Von der Literaturnobelpreisträgerin Elfriede Jelinek ist bekannt, dass sie keine große Freundin des Sports ist. In ihrem "Sportstück" aus dem Jahr 1998 stellt sie Sport als eine andere Form von Krieg dar, als ein Massenphänomen, bei dem das Auftreten von Gewalt sanktioniert wird. Ihr Werk ist nun anlässlich der Olympischen Spiele in London zu sehen.

Von Matthias Thibaut | 03.08.2012
    Das Sportstück wurde 1998 am Burgtheater von Einar Schleef uraufgeführt – ein Riesenspektakel, fünf Stunden, 142 Schauspieler, die Massenkräfte des Burgtheaters als Tragödienchor. In London konnte und wollte die Theatergruppe "Just a Must" im 100-sitzigen Chelsea Theater solchen Aufwand nicht treiben: Sieben Schauspieler, zwei Stunden, Sporttrikots mit dem Logo der als Sponsor eingesprungenen Salzburger Bierbrauerei Stiegl und ein riesiger Berg Teddybär-Füllung als Bühnenbild mussten ausreichen. Aber vielen war auch das zu viel. Die "Times", die das Stück auf seiner kurzen Tour durch England schon in Lancaster gesehen hatte, monierte Longeurs und der ältere Herr, der neben mir saß und aus welchen Gründen immer im Trikot, Shorts und Sportschuhen erschien, war nach 15 Minuten schon fest eingeschlafen.
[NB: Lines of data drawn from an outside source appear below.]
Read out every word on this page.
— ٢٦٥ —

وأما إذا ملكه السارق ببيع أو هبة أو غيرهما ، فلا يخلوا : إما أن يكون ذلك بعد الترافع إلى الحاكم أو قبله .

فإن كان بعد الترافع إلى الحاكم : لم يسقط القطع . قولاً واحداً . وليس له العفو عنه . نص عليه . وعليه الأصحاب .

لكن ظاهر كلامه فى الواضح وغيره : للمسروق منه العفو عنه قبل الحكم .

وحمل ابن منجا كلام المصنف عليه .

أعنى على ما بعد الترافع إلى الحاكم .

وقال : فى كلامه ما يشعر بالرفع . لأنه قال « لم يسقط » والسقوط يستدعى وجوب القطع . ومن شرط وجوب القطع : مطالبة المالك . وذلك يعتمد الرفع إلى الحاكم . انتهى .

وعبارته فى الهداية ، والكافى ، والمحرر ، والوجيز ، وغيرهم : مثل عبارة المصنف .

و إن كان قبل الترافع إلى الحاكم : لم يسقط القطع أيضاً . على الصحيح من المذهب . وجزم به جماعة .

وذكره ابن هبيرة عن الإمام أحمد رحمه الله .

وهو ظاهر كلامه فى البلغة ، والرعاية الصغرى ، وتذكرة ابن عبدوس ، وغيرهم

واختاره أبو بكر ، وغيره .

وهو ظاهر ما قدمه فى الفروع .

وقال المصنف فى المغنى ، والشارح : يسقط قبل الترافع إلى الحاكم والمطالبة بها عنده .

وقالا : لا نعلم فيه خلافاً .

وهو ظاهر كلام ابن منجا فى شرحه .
    An der Inszenierung lag es nicht: Die Schauspieler leisten Großes. Jelineks endlose Monologe werden in ein halbes Dutzend kompakte Szenen zerteilt, das Spielen in und um den Watteberg liefert theatralisch sinnliche Elemente. Der Eingangs- und Schlussmonolog der "Elfie Elektra" bezeichneten Person, gespielt von einer wunderbaren Sprecherin namens Denise Heinrich Lane in einer Perücke mit Jelinek Zöpfen, platzieren das Stück in die Autobiografie der Autorin und machen ihre Hassliebe zur übermächtigen Mutter zum Thema: Ein rasant einstudierter Sprechgesang des Chors stellt das Motto des Stückes vor - "Knochen krachen, Sehnen reißen, Adern platzen", eine Aerobik Stunde mit Schauspielerin Nina Hatchwell sorgt für Witz und der in Wien geborene Schauspieler Giorgio Spiegelfeld spricht mit authentischem Schwarzenegger-Akzent einen kleinen Essay zum Komplex Bodybuilding und Identitätsstiftung – man hätte es kaum besser machen können.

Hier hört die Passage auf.